If Illinois is willing to spend $130 million on “the problem of gun violence, they should direct those resources to policing,” said Nagin.

Zalewski pushing Emanuel’s bill in Springfield

Mike Zalewski is the state representative sponsoring Emanuel’s mandatory minimum bill in Springfield. We spent an hour talking in his loop law office about why he’s sponsoring this bill, given the cost and the legacy of mandatory minimums.

He cited the crime lab memo but then went on to say, “It’s very nice to have studies and it’s very nice to sit in offices and compile data and think about ways in which the world should work, but we don’t live in that world when we have these shootings and Superintendent McCarthy doesn’t live in that world, and Anita Alvarez doesn’t live in that world and what they’re telling us is they need help and when that happens, when law enforcement cries out for help, it’s our duty to step up,” Zalewski said.

Political Theater?

Chicgao Police Superintendent Garry McCarthy has been making the case for mandatory minimums several times a week over the last year, but Frank Zimring, a criminologist who studied the astonishing crime decline in New York doesn’t buy what McCarthy is selling.

“Superintendent McCarthy knows better than he says here,” Zimring said in a phone interview with WBEZ last week. “If you injected truth serum in Superintendent McCarthy, he’d tell you a somewhat different story.”

Zimring says the 80 percent drop in crime and homicides over the last 20 years in New York City could not have been because of mandatory minimums. The mandatory minimums in New York City that McCarthy and Emanuel like to talk about weren’t even passed there until 2006, after most of the crime decline had already occurred.

“What’s going on here is much more theater,” said Zimring.

Mike Tonry agrees. He teaches at the University of Minnesota Law School and is widely respected nationally as an expert on deterrence. He says, “Laws like this are primarily symbolic. They’re primarily a way that public officials can demonstrate that they are doing something about a disturbing problem even though there is no valid basis for believing that that something will make any difference in the real world.”

If Tonry and Zimring are right and this is political theater, it’s pretty heavy theater. At a press conference last week Mayor Emanuel addressed the grieving parents who joined him, including Hadiya Pendleton’s mother.

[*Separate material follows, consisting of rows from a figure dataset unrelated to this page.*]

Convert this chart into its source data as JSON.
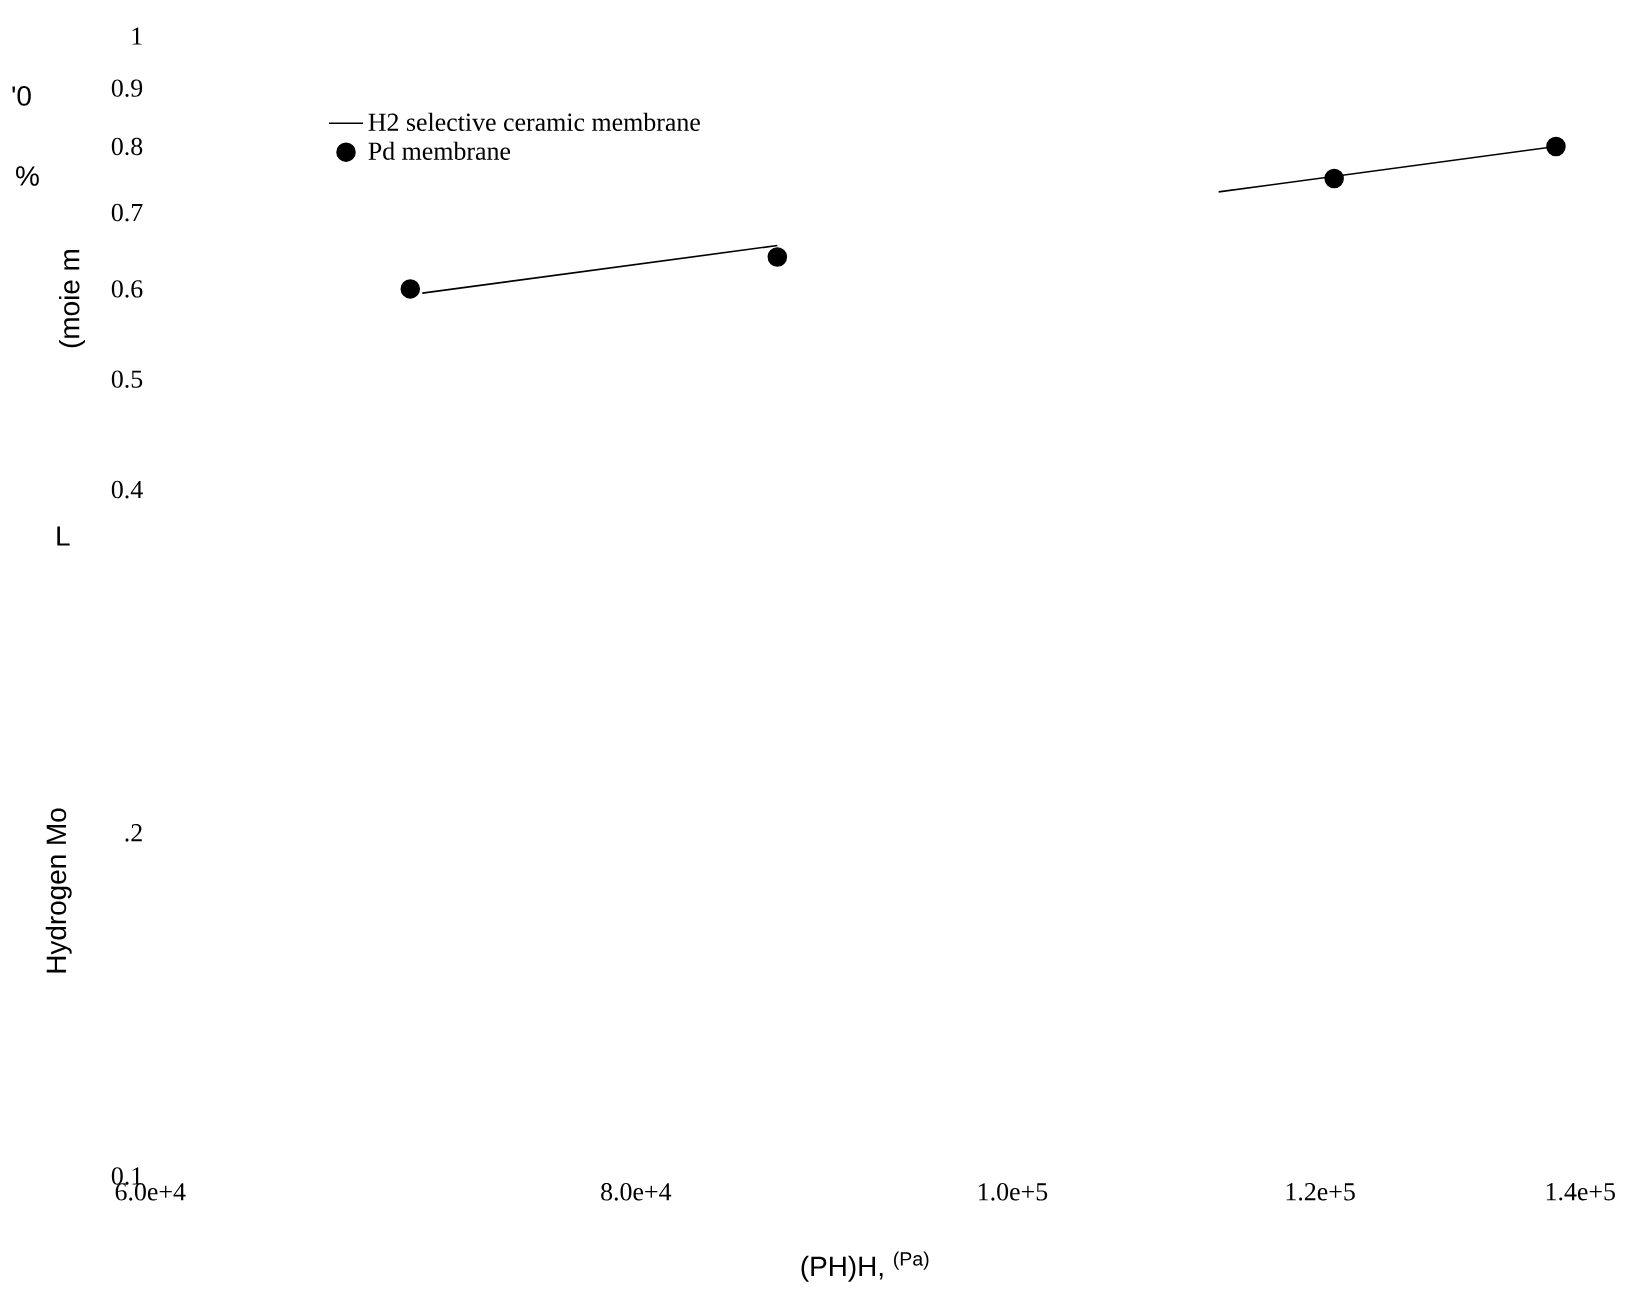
{
  "chart_data": {
    "type": "line",
    "xlabel": "(PH)H, $^{(Pa)}$",
    "ylabel": "Hydrogen Mo",
    "log": "xy",
    "xlim": [
      60000,
      140000
    ],
    "ylim": [
      0.1,
      1
    ],
    "xticks": [
      {
        "value": 60000,
        "label": "6.0e+4"
      },
      {
        "value": 80000,
        "label": "8.0e+4"
      },
      {
        "value": 100000,
        "label": "1.0e+5"
      },
      {
        "value": 120000,
        "label": "1.2e+5"
      },
      {
        "value": 140000,
        "label": "1.4e+5"
      }
    ],
    "yticks": [
      0.1,
      {
        "value": 0.2,
        "label": ".2"
      },
      0.4,
      0.5,
      0.6,
      0.7,
      0.8,
      0.9,
      1
    ],
    "legend": "top left",
    "grid": false,
    "series": [
      {
        "name": "H2 selective ceramic membrane",
        "color": "#000000",
        "marker": "none",
        "x": [
          70500,
          87000,
          100000,
          113000,
          138000
        ],
        "values": [
          0.595,
          0.655,
          null,
          0.73,
          0.8
        ]
      },
      {
        "name": "Pd membrane",
        "type": "scatter",
        "color": "#000000",
        "marker": "circle",
        "x": [
          70000,
          87000,
          121000,
          138000
        ],
        "values": [
          0.6,
          0.64,
          0.75,
          0.8
        ]
      }
    ],
    "annotations": [
      "L",
      "(moie m",
      "%",
      "'0"
    ]
  }
}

“I want to thank you for, for taking your personal pain and trying to make it into a public good to make us better. And I know how painful it is to be here, to speak about this and I know this, Cleo, that it brings it all back and makes it fresh again,” said Emanuel.

Researchers seem to agree on what it takes to bring down gun violence

Emanuel has put some money into preventive programs and talks about the need for a comprehensive gun violence strategy. But if you’re looking to reduce gun violence, there’s one thing that all the researchers I talked to agree on: They all say there’s lots of research that shows increasing the number of police brings down gun crime. Zimring, who studied New York City, says that city  increased its police department by 41 percent in the 90s and that was one of the keys to its success.

But increasing the size of the Chicago’s police department is one thing Emanuel has not done. Candidate Emanuel promised to use TIF money to hire a thousand new officers. He never did, though he repeatedly told the public he did. In fact, one of his spokespeople made the claim to me again last week.

In reality he shut down some large police units and shifted those officers to beats and said they were new officers on the street. That most certainly was political theater.

The last word will go to Steven Raphael. He teaches public policy at the University of California Berkeley. He has one fairly simple question for Illinois legislators considering Emanuel’s mandatory minimums.

“If you’re going to spend this amount of money to address this problem, what is the best use of these funds? You’ve considered one alternative that at the moment the rest of the country is abandoning and so, is there another way that these monies could be used to combat crime,” Raphael said.

Rep. Zalewski, the sponsor of the bill, says he didn’t have the votes he needed in the spring, but that now may be the right time to bring mandatory minimums to a vote.